A pré-definição de estudos ambientais em lei é vista como um ponto de divergência: enquanto o setor produtivo demanda mais previsibilidade, especialistas argumentam que a heterogeneidade do Brasil exige uma análise técnica caso a caso, em vez de uma regra federal rígida. O tempo de análise, mesmo em um estado como São Paulo, pode ser de um ano para projetos de grande impacto, enquanto a indústria, com processos mais simples, é licenciada em meses.

Os executivos presentes na mesa-redonda concordam que a nova lei do licenciamento ambiental representa uma tentativa e uma oportunidade de melhorar o cenário, mas também há um forte consenso de que ela não resolve completamente os problemas de insegurança jurídica, atrasos e judicializações.

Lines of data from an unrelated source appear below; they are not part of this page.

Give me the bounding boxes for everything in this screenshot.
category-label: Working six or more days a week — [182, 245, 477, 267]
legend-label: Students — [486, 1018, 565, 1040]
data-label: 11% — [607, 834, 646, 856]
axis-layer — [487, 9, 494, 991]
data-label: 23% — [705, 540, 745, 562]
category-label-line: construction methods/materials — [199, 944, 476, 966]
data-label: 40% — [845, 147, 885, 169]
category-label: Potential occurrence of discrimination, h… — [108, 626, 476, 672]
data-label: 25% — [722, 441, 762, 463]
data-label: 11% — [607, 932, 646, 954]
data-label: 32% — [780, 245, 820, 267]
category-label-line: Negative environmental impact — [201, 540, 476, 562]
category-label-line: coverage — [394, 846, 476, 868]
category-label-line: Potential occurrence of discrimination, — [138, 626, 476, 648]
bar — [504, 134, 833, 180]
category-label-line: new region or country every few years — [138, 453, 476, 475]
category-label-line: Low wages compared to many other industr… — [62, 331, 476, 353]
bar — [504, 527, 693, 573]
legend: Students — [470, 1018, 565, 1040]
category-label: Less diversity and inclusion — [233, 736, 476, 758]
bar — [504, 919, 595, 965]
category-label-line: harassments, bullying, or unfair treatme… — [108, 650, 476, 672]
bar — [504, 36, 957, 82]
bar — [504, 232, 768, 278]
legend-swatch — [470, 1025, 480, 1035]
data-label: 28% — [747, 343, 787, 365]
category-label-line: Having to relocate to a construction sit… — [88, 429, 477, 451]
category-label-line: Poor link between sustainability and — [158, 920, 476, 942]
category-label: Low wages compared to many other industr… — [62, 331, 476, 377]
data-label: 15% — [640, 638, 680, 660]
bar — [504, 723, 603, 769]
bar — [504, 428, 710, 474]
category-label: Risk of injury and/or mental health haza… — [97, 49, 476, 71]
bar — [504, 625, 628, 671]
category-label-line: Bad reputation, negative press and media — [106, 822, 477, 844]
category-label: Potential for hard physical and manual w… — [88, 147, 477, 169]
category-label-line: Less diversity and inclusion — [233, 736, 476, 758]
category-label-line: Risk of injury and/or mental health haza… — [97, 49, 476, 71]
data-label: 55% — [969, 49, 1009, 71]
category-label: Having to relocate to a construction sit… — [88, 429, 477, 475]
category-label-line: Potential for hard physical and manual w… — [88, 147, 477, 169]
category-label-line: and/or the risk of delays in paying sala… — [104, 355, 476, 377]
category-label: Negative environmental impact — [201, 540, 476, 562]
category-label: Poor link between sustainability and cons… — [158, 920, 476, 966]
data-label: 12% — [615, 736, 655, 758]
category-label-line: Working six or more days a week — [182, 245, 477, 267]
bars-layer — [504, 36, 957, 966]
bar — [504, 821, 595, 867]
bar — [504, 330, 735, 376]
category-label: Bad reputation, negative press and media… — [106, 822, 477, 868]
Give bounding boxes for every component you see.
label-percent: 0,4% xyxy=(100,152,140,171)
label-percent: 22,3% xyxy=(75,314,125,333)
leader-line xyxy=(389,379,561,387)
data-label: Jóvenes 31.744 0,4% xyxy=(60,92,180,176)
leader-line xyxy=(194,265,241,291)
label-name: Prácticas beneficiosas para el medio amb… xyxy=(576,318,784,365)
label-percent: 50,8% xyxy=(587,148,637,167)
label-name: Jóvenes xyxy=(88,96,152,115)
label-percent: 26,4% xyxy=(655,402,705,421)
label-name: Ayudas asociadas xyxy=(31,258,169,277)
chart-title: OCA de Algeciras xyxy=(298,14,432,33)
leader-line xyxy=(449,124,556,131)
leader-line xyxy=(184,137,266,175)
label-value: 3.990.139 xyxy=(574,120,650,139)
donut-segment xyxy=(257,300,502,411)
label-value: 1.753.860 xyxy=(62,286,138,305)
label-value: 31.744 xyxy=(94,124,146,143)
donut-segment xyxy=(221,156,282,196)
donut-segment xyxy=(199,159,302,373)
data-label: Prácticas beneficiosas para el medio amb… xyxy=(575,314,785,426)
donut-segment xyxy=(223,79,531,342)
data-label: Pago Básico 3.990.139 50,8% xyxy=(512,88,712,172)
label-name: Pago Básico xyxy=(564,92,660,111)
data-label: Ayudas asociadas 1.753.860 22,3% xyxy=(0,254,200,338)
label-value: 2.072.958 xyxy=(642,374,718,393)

Situação atual e próximos passos

Após mais de duas décadas travada no Congresso, a nova lei do licenciamento ambiental foi aprovada e encaminhada para sanção presidencial. No dia 8 de agosto, o governo federal vetou 63 trechos do texto. Segundo o Planalto, as decisões seguem quatro diretrizes principais:

1. Garantir a integridade do processo de licenciamento, que proteja o meio ambiente e promova o desenvolvimento sustentável;
2. Assegurar os direitos de povos indígenas e comunidades quilombolas;
3. Dar segurança jurídica a empreendimentos e investidores;
4. Incorporar inovações que tornem o licenciamento mais ágil, sem comprometer sua qualidade.

Agora, o governo federal enviará ao Congresso um novo projeto de lei com urgência constitucional propondo redação ajustada nos trechos vetados. 

Também foi assinada uma medida provisória que confere eficácia imediata à Licença Ambiental Especial (LAE), um procedimento célere para atividades e empreendimentos considerados estratégicos pelo Conselho de Governo. Além disso, a MP assegura pessoal dedicado para trabalhar nesses empreendimentos com prioridade sobre os demais. 

A LAE foi criada pelo PL do Licenciamento, mas só entraria em vigor em seis meses. A MP assegura que esse instrumento possa ser aplicado imediatamente.